Another objective should be figuring out how to grow Britain’s second cities. Although he admits this is a slightly silly exercise, when Overman looks at the size of British cities and market signals, he is more inclined to see too many small northern cities rather than a dastardly huge metropolis. If London is already like New York then Birmingham and Manchester could be more like Chicago and Boston.
This is a feeling shared by those such as Howard Bernstein, Chief Executive of Manchester City Council. “Ultimately, the fundamental flaw in the whole notion of the north-south divide is that it assumes a zero-sum game where what is good for one place is bad for others, and vice-versa. This is an idea we need to jettison once and for all,” he says. Successful northern cities should be given the budgets and power to prove him right.
The alternative is that London simply becomes too expensive and people and businesses go elsewhere. The problem with that is there is no guarantee they will go to Manchester rather than Madrid or Mumbai. It is in Britain’s wider interest to ensure that London continues to be one of the world’s great cities. This may mean being tougher on those overseas buyers who contribute little to the city’s economy. But we should not confuse efforts to equalise the treatment of foreign and domestic house buyers and to punish AWOL oligarchs with an actual strategy for housing.
If foreign investors want to fund or build new houses at their own risk then we should welcome that. It is vital that there is more London for everyone—and that means re-zoning land, building more homes, and doing so urgently. For there is another Realization that matters: unless we do, the London we all love is at risk.
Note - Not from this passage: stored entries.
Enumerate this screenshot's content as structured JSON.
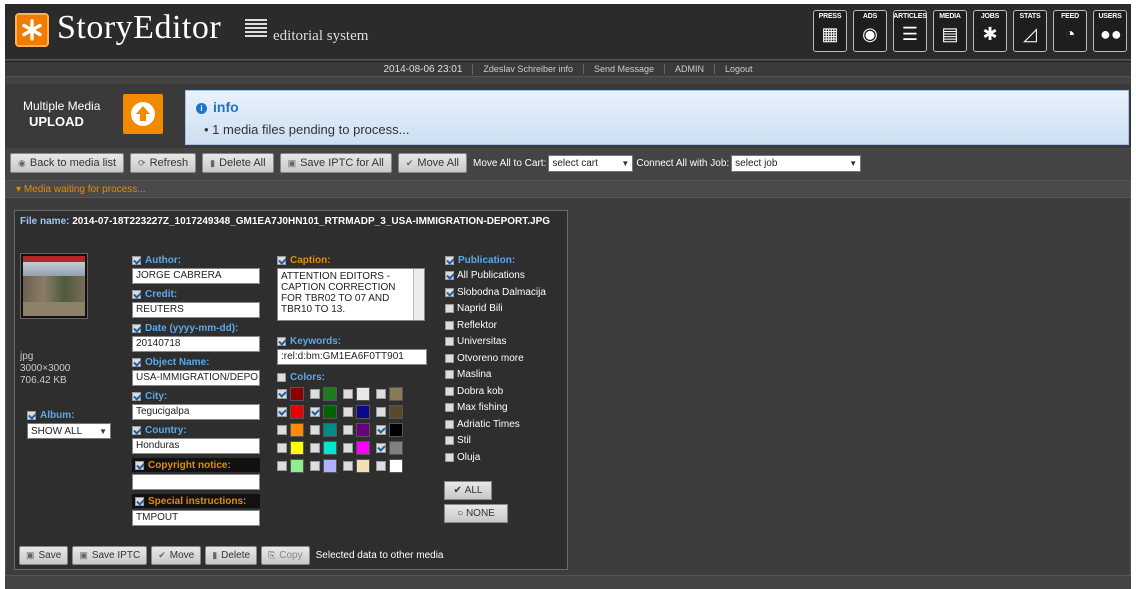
{
  "header": {
    "title": "StoryEditor",
    "subtitle": "editorial system",
    "nav": [
      {
        "label": "PRESS",
        "icon": "grid-icon"
      },
      {
        "label": "ADS",
        "icon": "disc-icon"
      },
      {
        "label": "ARTICLES",
        "icon": "text-lines-icon"
      },
      {
        "label": "MEDIA",
        "icon": "film-icon"
      },
      {
        "label": "JOBS",
        "icon": "sparkle-icon"
      },
      {
        "label": "STATS",
        "icon": "chart-icon"
      },
      {
        "label": "FEED",
        "icon": "rss-icon"
      },
      {
        "label": "USERS",
        "icon": "users-icon"
      }
    ]
  },
  "status": {
    "datetime": "2014-08-06 23:01",
    "user": "Zdeslav Schreiber info",
    "send_message": "Send Message",
    "admin": "ADMIN",
    "logout": "Logout"
  },
  "upload": {
    "line1": "Multiple Media",
    "line2": "UPLOAD"
  },
  "info": {
    "title": "info",
    "message": "• 1 media files pending to process..."
  },
  "toolbar": {
    "back": "Back to media list",
    "refresh": "Refresh",
    "delete_all": "Delete All",
    "save_iptc_all": "Save IPTC for All",
    "move_all": "Move All",
    "move_to_cart_label": "Move All to Cart:",
    "cart_value": "select cart",
    "connect_job_label": "Connect All with Job:",
    "job_value": "select job"
  },
  "panel": {
    "heading": "Media waiting for process..."
  },
  "media": {
    "filename_label": "File name:",
    "filename": "2014-07-18T223227Z_1017249348_GM1EA7J0HN101_RTRMADP_3_USA-IMMIGRATION-DEPORT.JPG",
    "type": "jpg",
    "dimensions": "3000×3000",
    "size": "706.42 KB",
    "album_label": "Album:",
    "album_value": "SHOW ALL",
    "fields": {
      "author_label": "Author:",
      "author": "JORGE CABRERA",
      "credit_label": "Credit:",
      "credit": "REUTERS",
      "date_label": "Date (yyyy-mm-dd):",
      "date": "20140718",
      "object_label": "Object Name:",
      "object": "USA-IMMIGRATION/DEPO",
      "city_label": "City:",
      "city": "Tegucigalpa",
      "country_label": "Country:",
      "country": "Honduras",
      "copyright_label": "Copyright notice:",
      "copyright": "",
      "special_label": "Special instructions:",
      "special": "TMPOUT"
    },
    "caption_label": "Caption:",
    "caption": "ATTENTION EDITORS - CAPTION CORRECTION FOR TBR02 TO 07 AND TBR10 TO 13.",
    "keywords_label": "Keywords:",
    "keywords": ":rel:d:bm:GM1EA6F0TT901",
    "colors_label": "Colors:",
    "colors": [
      [
        "#8b0000",
        "#1e7a1e",
        "#e8e8e8",
        "#8a7a5a"
      ],
      [
        "#e60000",
        "#006400",
        "#0a0a8a",
        "#5a4a2a"
      ],
      [
        "#ff8c00",
        "#008b8b",
        "#6a0080",
        "#000000"
      ],
      [
        "#ffff00",
        "#00e5d0",
        "#ff00ff",
        "#808080"
      ],
      [
        "#90ee90",
        "#b0b0ff",
        "#f5deb3",
        "#ffffff"
      ]
    ],
    "colors_checked": [
      [
        true,
        false,
        false,
        false
      ],
      [
        true,
        true,
        false,
        false
      ],
      [
        false,
        false,
        false,
        true
      ],
      [
        false,
        false,
        false,
        true
      ],
      [
        false,
        false,
        false,
        false
      ]
    ],
    "publication_label": "Publication:",
    "publications": [
      {
        "name": "All Publications",
        "checked": true
      },
      {
        "name": "Slobodna Dalmacija",
        "checked": true
      },
      {
        "name": "Naprid Bili",
        "checked": false
      },
      {
        "name": "Reflektor",
        "checked": false
      },
      {
        "name": "Universitas",
        "checked": false
      },
      {
        "name": "Otvoreno more",
        "checked": false
      },
      {
        "name": "Maslina",
        "checked": false
      },
      {
        "name": "Dobra kob",
        "checked": false
      },
      {
        "name": "Max fishing",
        "checked": false
      },
      {
        "name": "Adriatic Times",
        "checked": false
      },
      {
        "name": "Stil",
        "checked": false
      },
      {
        "name": "Oluja",
        "checked": false
      }
    ],
    "all_button": "ALL",
    "none_button": "NONE"
  },
  "card_tools": {
    "save": "Save",
    "save_iptc": "Save IPTC",
    "move": "Move",
    "delete": "Delete",
    "copy": "Copy",
    "note": "Selected data to other media"
  }
}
Michael Goldfarb, New York Times, 12th October
Writing in the New York Times, in an article circulated across two continents and which caused great debate in London, Michael Goldfarb, left, an American living in London, set out his concerns at what he sees as an unhealthy development in the character of the capital.
“This is what happens when property in your city becomes a global reserve currency,” wrote Goldfarb.
“The [London] property market is… a place for the world’s richest people to park their money at an annualised rate of return of around 10 per cent. It has made my adopted hometown a no-go area for increasing numbers of the middle class.”
“The city is essentially a tax haven with great theatre, free museums and formidable dining. If you can demonstrate you have a residence in another country, you are taxed only on your British earnings.”
“I wonder whether those just parking their money here by buying real estate will ever be able to provide the communal sensibility to help the city survive the inevitable shocks it will experience in years to come.”